O diretor-presidente da ANSN (Autoridade Nacional de Segurança Nuclear), Alessandro Facure, afirmou que a iniciativa privada pode participar de diferentes frentes do setor nuclear brasileiro, especialmente em áreas como engenharia, construção e prestação de serviços tecnológicos.

Entretanto, em entrevista ao Alta Voltagem, programa de TV da CNN Infra, o executivo ressaltou, porém, que algumas atividades ligadas ao controle de rejeitos radioativos precisam permanecer sob responsabilidade do Estado.

Segundo Facure, a gestão de rejeitos radioativos envolve uma responsabilidade intergeracional, já que os materiais precisam permanecer armazenados e monitorados por cerca de 300 anos. “Sim, é possível ter a iniciativa privada nestes serviços tecnológicos, engenharia e construção, mas é fundamental ter a presença do Estado fazendo esse controle por um período prolongado”, disse.

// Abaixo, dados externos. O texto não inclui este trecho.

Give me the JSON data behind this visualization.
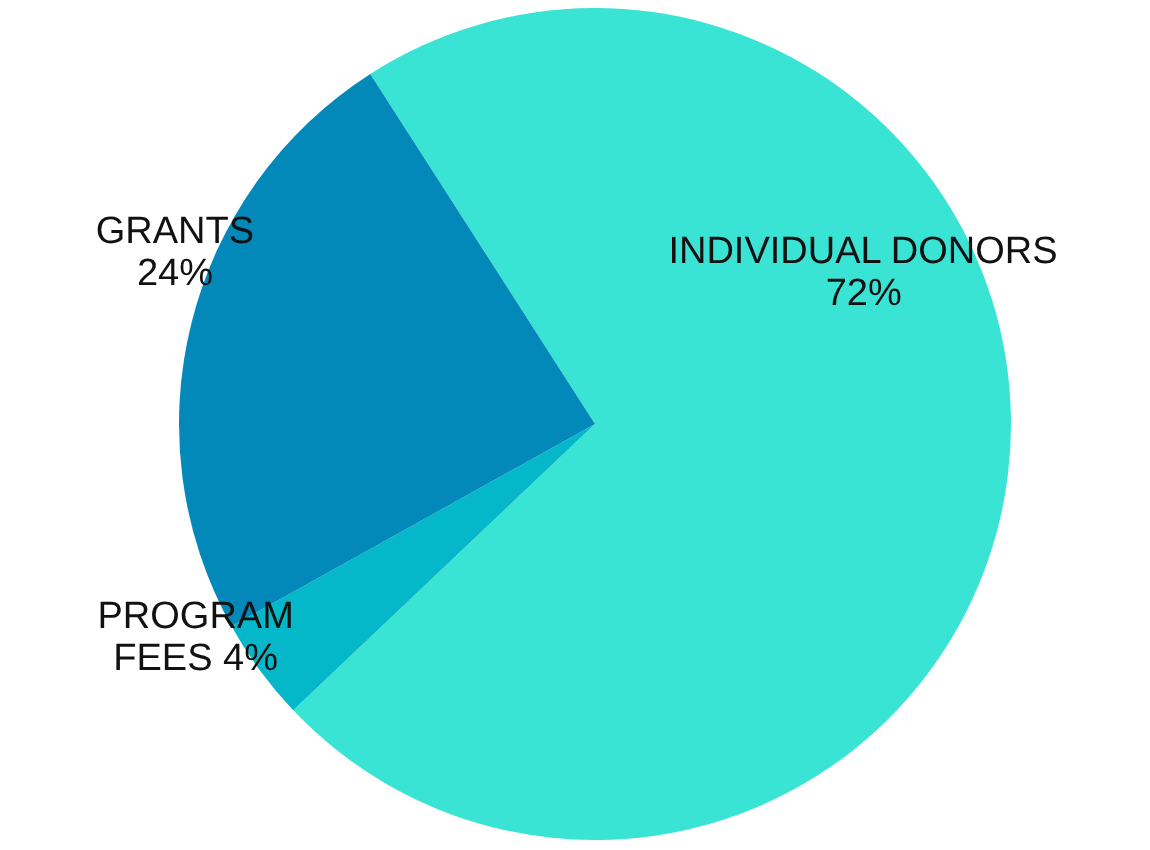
{
  "chart_data": {
    "type": "pie",
    "categories": [
      "INDIVIDUAL DONORS",
      "PROGRAM FEES",
      "GRANTS"
    ],
    "values": [
      72,
      4,
      24
    ],
    "colors": [
      "#3ae4d5",
      "#05b8c9",
      "#0389b9"
    ],
    "value_labels": [
      "72%",
      "4%",
      "24%"
    ],
    "legend": false
  }
}
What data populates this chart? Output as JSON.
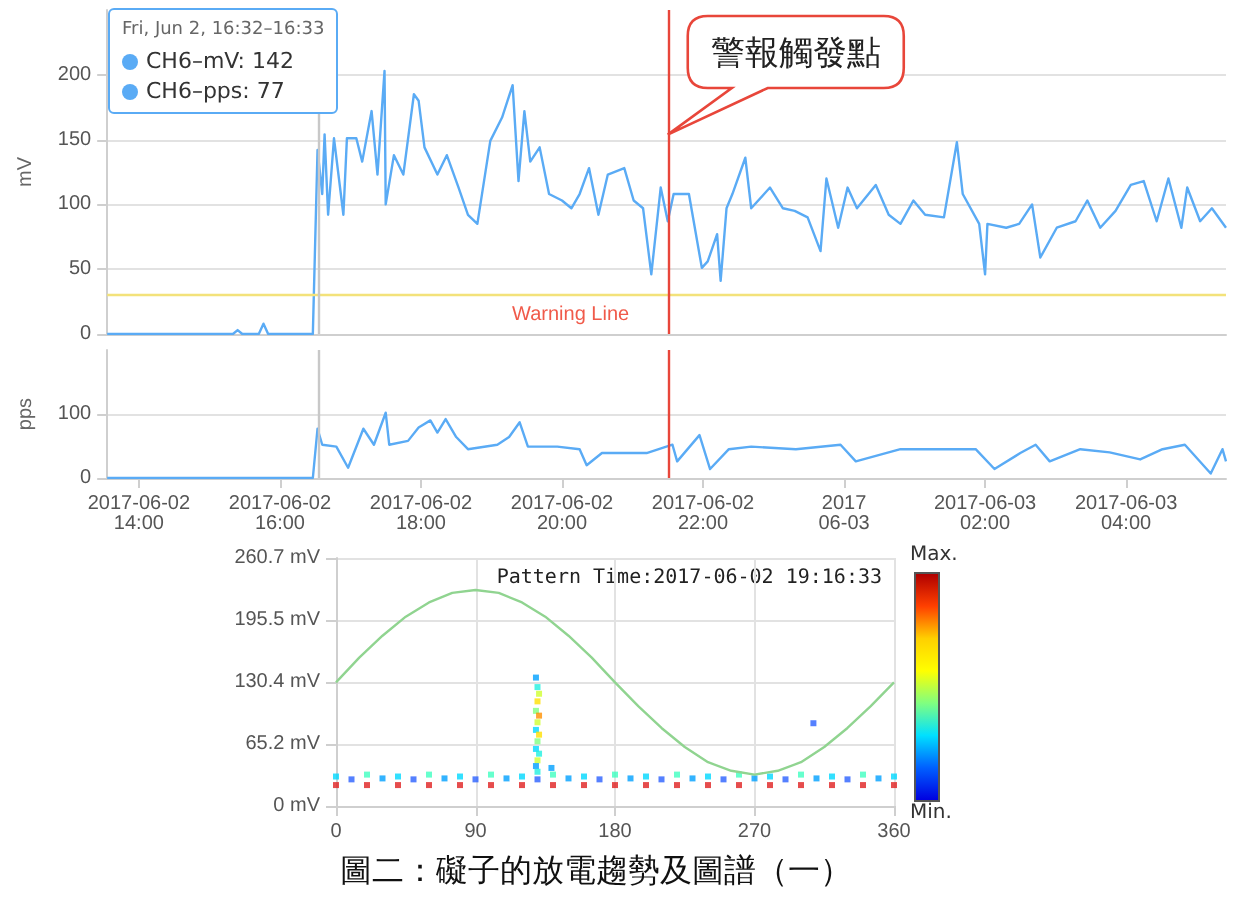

A discussão ocorre em meio aos debates sobre uma possível ampliação da participação privada no setor nuclear brasileiro. Hoje, a interpretação predominante da Constituição estabelece que a União detém o monopólio das atividades nucleares consideradas estratégicas, incluindo instalações e etapas sensíveis do ciclo do combustível nuclear. Na prática, esse modelo é operacionalizado principalmente por estatais como a Eletronuclear e a INB (Indústrias Nucleares do Brasil).

“Essa discussão está sendo efetuada pelo Congresso Nacional”, frisa Facure.

O diretor da ANSN também chamou atenção para a necessidade de o Brasil avançar em uma solução definitiva para os rejeitos radioativos gerados pelas usinas nucleares Angra 1 e Angra 2.

Hoje, a Cnen (Comissão Nacional de Energia Nuclear) é responsável pelos depósitos intermediários, mas o país ainda não possui uma estrutura definitiva para armazenamento de resíduos de baixa e média atividade. A principal iniciativa prevista é o Centro Tecnológico Nuclear e Ambiental (Centena), projeto ainda em fase de concepção.

“Esse é um problema real que devemos atacar”, afirmou. “O projeto Centena é necessário para que empreendimentos como as usinas de Angra 1 e 2 continuem funcionando em segurança.”

Facure evitou alarmismo e disse que o tema vem sendo discutido no âmbito do GSI (Gabinete de Segurança Institucional) da Presidência da República.